Buried Higgs

Abstract

We present an extension of the MSSM where the dominant decay channel of the Higgs boson is a cascade decay into a four-gluon final state. In this model the Higgs is a pseudo-Goldstone boson of a broken global symmetry SU(3)-> SU(2). Both the global symmetry breaking and electroweak symmetry breaking are radiatively induced. The global symmetry breaking pattern also implies the existence of a light (few GeV) pseudo-Goldstone boson eta which is a singlet under the standard model gauge group. The h -> eta eta branching fraction is large, and typically dominates over the standard h -> b b decay.

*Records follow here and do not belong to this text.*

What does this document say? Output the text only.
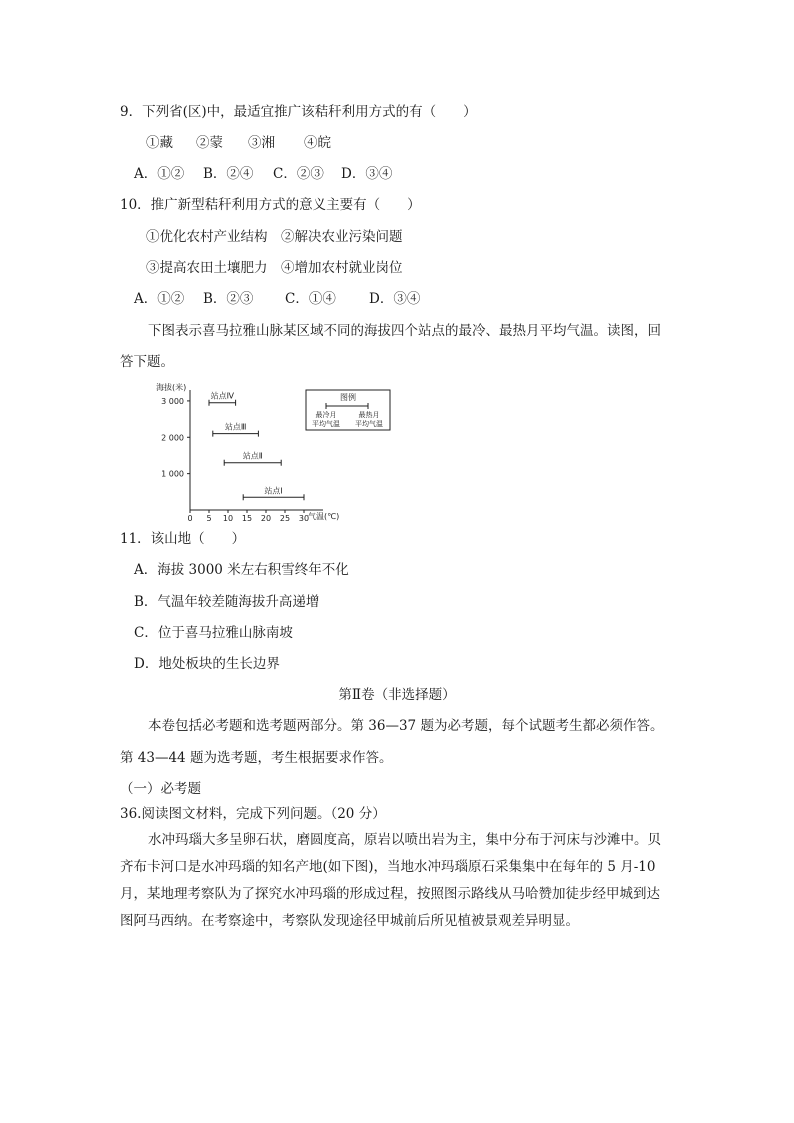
9．下列省(区)中，最适宜推广该秸秆利用方式的有（　　）
①藏 ②蒙 ③湘 ④皖
A．①② B．②④ C．②③ D．③④
10．推广新型秸秆利用方式的意义主要有（　　）
①优化农村产业结构　②解决农业污染问题
③提高农田土壤肥力　④增加农村就业岗位
A．①② B．②③ C．①④ D．③④
下图表示喜马拉雅山脉某区域不同的海拔四个站点的最冷、最热月平均气温。读图，回
答下题。
海拔(米)
气温(℃)
图例
最冷月
平均气温
最热月
平均气温
0 5 10 15 20 25 30
1 000
2 000
3 000
站点Ⅳ
站点Ⅲ
站点Ⅱ
站点Ⅰ
11．该山地（　　）
A．海拔 3000 米左右积雪终年不化
B．气温年较差随海拔升高递增
C．位于喜马拉雅山脉南坡
D．地处板块的生长边界
第Ⅱ卷（非选择题）
本卷包括必考题和选考题两部分。第 36—37 题为必考题，每个试题考生都必须作答。
第 43—44 题为选考题，考生根据要求作答。
（一）必考题
36.阅读图文材料，完成下列问题。（20 分）
水冲玛瑙大多呈卵石状，磨圆度高，原岩以喷出岩为主，集中分布于河床与沙滩中。贝
齐布卡河口是水冲玛瑙的知名产地(如下图)，当地水冲玛瑙原石采集集中在每年的 5 月-10
月，某地理考察队为了探究水冲玛瑙的形成过程，按照图示路线从马哈赞加徒步经甲城到达
图阿马西纳。在考察途中，考察队发现途径甲城前后所见植被景观差异明显。
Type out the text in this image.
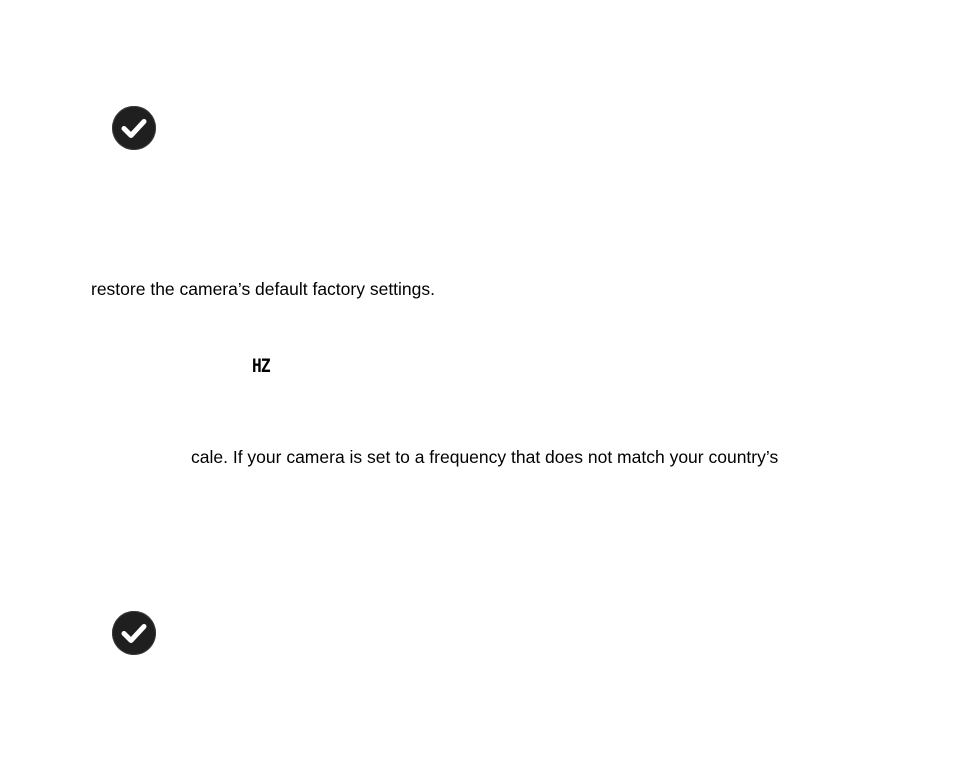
restore the camera’s default factory settings.
HZ
cale. If your camera is set to a frequency that does not match your country’s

The dominant decay of eta is into two gluons, while the decays to photons, taus or lighter standard model flavors are suppressed at the level of 10^(-4) or more. With h-> 4 jets as the dominant decay, the Higgs could be as light as 78 GeV without being detected at LEP, while detection at the LHC is extremely challenging. However many of the super- and global symmetry partners of the standard model particles should be easily observable at the LHC. Furthermore, the LHC should be able to observe a "wrong Higgs" that is a 300-400 GeV heavy Higgs-like particle with suppressed couplings to W and Z that by itself does not account for electroweak precision observables and the unitarity of WW scattering. At the same time, the true Higgs is deeply buried in the QCD background.

Figures (7)

• Figure 1: The parameter $\xi^2 {\mathrm{BR}}(h \to b \overline b)$ in this model for 3 representative values of the global symmetry breaking scale as a function of the Higgs mass. The dashed line is an approximation of the observed LEP bound transcribed from the actual LEP plot reprinted from LEP4b on the right hand side. We can see that while for $f=450$ GeV the bound is over 110 GeV for the Higgs mass, for $f=350$ GeV the Higgs could be lighter than 90 GeV.
• Figure 2: The mass of the pGB Higgs (left panel) and the radial mode (right panel) for a sample slice of the parameter space, for $f = 350$ (dahshed blue) and $f = 400$ (solid red) GeV. This plot was obtained using the full 1-loop Coleman-Weinberg potential including the mixing between the Higgs and the radial mode.
• Figure 3: A scan of the parameter space for the achievable $\eta$ and Higgs masses. In the left panel we show the Higgs mass with $\tilde{y}_{b1,b2}=0$, and see that for the interesting range of Higgs masses $m_{\eta}<3$ GeV. In the right we varied $0.001 <\tilde{y}_{b1} < 0.002$. We can see that with this non-collective Yukawa one can easily get $m_{\eta}$ in the 5--10 GeV range. We have fixed $f=350, F= \sqrt{2} \cdot 10^4, \Lambda=10^7$ GeV for both plots, and scanned the remaining parameters in the regions $0.02<y_1<0.3, 1<y_2<2.4, 0.02<y_{b1}<0.12$ and $300<M_{soft}<1000$ GeV.
• Figure 4: On the left the contours of the Higgs mass (dashed red line) and the $\eta$ mass (solid black lines) as function of the universal soft breaking mass $M_{soft}$ and the top Yukawa $y_2$. On the right, the necessary fine tunings $FT_3$ (solid black) and $FT_2$ (dashed red) in percent. The kink in the contour lines at $y_2\approx 1.64$ appears because the cut-off for larger values is determined by the Landau pole of $y_2$. These plots are based on the full numerical 1-loop Coleman-Weinberg potential, with $f=350$ GeV, $y_1= 0.29, y_{b1} = 0.1, y_{b2} = 0, \tilde{y}_{b1} = 0.001, \tan\beta = 10, F = \sqrt{2}\cdot 10^4$ and $\tilde{y}_{b2}= 0$. The region in the lower left is excluded by the LEP $\xi^2 {\mathrm{BR}}(h \to b \overline b)$ bound and in the lower right because $m_{\eta}>2 m_b$.
• Figure 5: The same as in \ref{['f.350GeV']} for $f=400$ GeV.